The largest outlier was in the year 2008, when annual returns of 681 percent fall together with the outbreak of the global financial crisis.
In particular, returns in October 2008, the month following the bust of Lehman Brothers, exceed 100 percent — by far the strongest period from December 1992 until October 2015. Finally, October 2011 resulted in a positive return of 35 percent, coinciding with the peak of the European debt crisis.
Thus it is fair to state that machine learning algorithms were effective in capturing relative mispricings between securities at times of high market turmoil.
A study was conducted to see whether fuzzy neural network could outperform conventional technical analysis trading system.
Daily close prices of 5 stocks from Stock Exchange of Singapore were used to generate empirical results. The price series from January 1991 to December 2000 (10 years) were used for training and the price series from January 2001 to December 2004 (4 years) were used for testing.
Here’s what they found:
Empirical results demonstrated that neural networks are able to outperform the benchmark trading system dramatically due to its ability to ﬁlter out false or erroneous trading signals and capitalizing on swings in the stock counters.
The proposed trading system also increased the percentage of winning trades to over 90%; there were very little losing trades.
Moreover, losing trades are preventive in nature; they are exited due to an imminent loss, all losing trades are due to the transaction costs.
The crypto space has troubles assigning proper fundamental value to the most popular cryptocurrencies such as Bitcoin, Ether, and Litecoin. While there are a number of theories flowing around potentially proper pricing methodologies, nobody came up with one broadly accepted etalon.
The solution lies in neural networks.
The first and most famous option pricing model is that proposed by Black and Scholes in 1973 designed to price European-style equity options. Economists received the Nobel Prize in Economics for this formula.
Given certain imperfections surrounding Black-Scholes in pricing of real-live options researchers wanted to see whether neural networks could improve it.
A study by Bennell and Sutcliffe titled “Black-Scholes Versus Artificial Neural Networks in Pricing FTSE 100 Options” was published in 2005.

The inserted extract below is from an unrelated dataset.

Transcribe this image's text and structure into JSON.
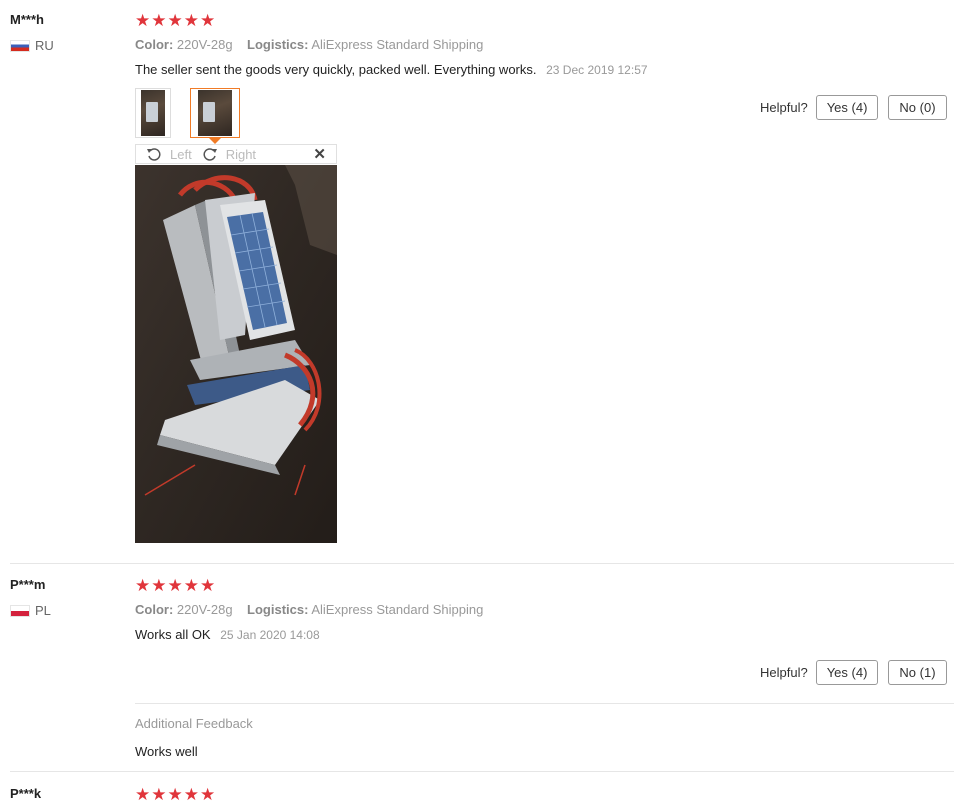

“This paper compared the performance of Black–Scholes with an artificial neural network in pricing European-style call options on the FTSE 100 index. For out-of-the-money options, the AI turned out to be clearly superior to Black–Scholes. For in-the-money options the performance of the neural networks is comparable to that of Black–Scholes.
Researchers noted that the superiority of the neural networks was quite surprising given that European-style equity options are the home ground of Black–Scholes. This study suggests that AI may have an important role to play in pricing other options for which there is either no closed-form model, or the closed-form model is less successful than is Black–Scholes for equity options. “
Countless research papers have been published proving that AI can dramatically outperform existing trading strategies and buy-and-hold portfolio on a wide range of asset classes.
Magnus Erik Hvass Pedersen, PhD in Engineering Science from University of Southampton conducted a study “Artificial Intelligence for Long-Term Investing” in January 2016.
The purpose of the study was to determine optimal portfolio allocation using AI model for long-term investing.
“Between 1995 and 2015, the AI model outperformed the S&P 500 by about 18% per year on average. The AI model performed especially well when stocks were extremely mispriced, e.g. during the Dot-Com bubble around year 2000 where stocks were generally overpriced, and then again during the financial crisis where stocks were generally very cheap.”